Politics Is Romney's Career — And That's OK

By Frannie Carr

Jan. 9, 2012

nh debate

Mitt Romney debates Ron Paul and Newt Gingrich during the NBC News Facebook Debate on Jan. 8 in Concord, New Hampshire. (Alex Wong/Getty Images)

BOSTON — In the Jan. 8 Republican presidential debate, Mitt Romney’s rivals pounced on the former Massachusetts governor, accusing him of being too partisan, too moderate and too ambitious.

"Just level with the American people," Newt Gingrich retorted. "You’ve been running since the 1990s."

Others have said Romney’s climb to the White House started even earlier. That's one of the revelations in journalist R.B. Scott's new book "Mitt Romney: An Inside Look at the Man and His Politics.”

"There are missionary companions of his — back when he was 19 years old — who said he was running for president then," Scott said.

Scott traced Romney's political aspirations back to a mantle placed upon him by his father George W. Romney, a three-time governor of Michigan.

"There are members of the family who say Mitt wouldn’t be running for president if his father hadn’t said 'You’re the next generation; here’s the responsibility you have,'" Scott said.

He thought Romney should tout that lifelong goal instead of shying away from it, as he did in this past weekend's debate when he said that politics "is not a career" and focused instead on his career in business. 

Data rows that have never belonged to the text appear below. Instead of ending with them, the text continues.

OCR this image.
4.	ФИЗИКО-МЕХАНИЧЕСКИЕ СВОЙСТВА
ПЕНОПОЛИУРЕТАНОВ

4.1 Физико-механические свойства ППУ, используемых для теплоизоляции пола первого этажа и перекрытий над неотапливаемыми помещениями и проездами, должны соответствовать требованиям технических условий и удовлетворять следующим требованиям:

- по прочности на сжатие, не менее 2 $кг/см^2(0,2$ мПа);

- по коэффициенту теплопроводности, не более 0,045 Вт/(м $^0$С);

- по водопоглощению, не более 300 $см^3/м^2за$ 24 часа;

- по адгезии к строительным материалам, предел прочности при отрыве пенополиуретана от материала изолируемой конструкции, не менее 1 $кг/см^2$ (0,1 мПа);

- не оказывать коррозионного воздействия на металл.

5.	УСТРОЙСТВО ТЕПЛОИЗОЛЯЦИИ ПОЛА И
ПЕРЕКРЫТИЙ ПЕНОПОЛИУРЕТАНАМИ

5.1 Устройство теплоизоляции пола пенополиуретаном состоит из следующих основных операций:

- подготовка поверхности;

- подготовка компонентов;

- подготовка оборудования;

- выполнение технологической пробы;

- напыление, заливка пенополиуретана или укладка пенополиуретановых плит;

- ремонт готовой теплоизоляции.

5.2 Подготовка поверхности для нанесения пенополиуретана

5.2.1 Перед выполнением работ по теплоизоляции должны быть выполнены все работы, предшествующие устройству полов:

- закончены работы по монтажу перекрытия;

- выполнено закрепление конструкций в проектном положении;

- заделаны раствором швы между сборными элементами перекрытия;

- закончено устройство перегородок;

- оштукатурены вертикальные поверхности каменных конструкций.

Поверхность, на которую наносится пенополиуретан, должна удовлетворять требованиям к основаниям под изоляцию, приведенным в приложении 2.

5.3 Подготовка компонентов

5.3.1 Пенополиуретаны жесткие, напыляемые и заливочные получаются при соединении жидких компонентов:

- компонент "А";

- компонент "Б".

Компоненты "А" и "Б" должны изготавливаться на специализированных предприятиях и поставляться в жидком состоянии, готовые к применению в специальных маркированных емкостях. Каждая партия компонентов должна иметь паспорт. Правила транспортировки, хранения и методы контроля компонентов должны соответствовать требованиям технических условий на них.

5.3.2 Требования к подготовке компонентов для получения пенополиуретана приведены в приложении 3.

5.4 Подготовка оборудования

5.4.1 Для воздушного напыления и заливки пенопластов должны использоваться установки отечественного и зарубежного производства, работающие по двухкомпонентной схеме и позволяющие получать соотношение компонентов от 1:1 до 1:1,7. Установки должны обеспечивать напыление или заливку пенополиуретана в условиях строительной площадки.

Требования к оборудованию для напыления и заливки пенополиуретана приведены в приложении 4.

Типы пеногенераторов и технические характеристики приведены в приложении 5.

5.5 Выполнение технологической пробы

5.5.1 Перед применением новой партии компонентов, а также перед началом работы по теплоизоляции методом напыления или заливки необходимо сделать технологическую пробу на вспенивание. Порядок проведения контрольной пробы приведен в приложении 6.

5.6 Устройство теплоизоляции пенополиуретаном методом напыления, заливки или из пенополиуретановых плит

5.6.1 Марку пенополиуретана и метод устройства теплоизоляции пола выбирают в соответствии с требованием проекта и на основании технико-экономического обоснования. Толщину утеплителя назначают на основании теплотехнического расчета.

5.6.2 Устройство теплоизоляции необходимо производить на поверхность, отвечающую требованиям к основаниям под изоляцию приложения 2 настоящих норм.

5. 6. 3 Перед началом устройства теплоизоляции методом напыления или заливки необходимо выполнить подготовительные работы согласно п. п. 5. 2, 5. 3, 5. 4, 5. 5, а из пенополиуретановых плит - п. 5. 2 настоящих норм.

Scott, who is Mormon himself, also thought Romney should be more open about his faith. Not talking about it "probably allows people to talk about it more than they would otherwise." It could even be an asset, Scott said, if Romney discussed the relevance, for a would-be president, of Mormon values such as "personal ownership, accountability, owning a piece of the rock — those kinds of concepts."

Whether those still wary of Romney’s faith will come around remains to be seen. In the meantime, New Hampshire state officials are predicting a record turnout for the Jan. 10 primaries.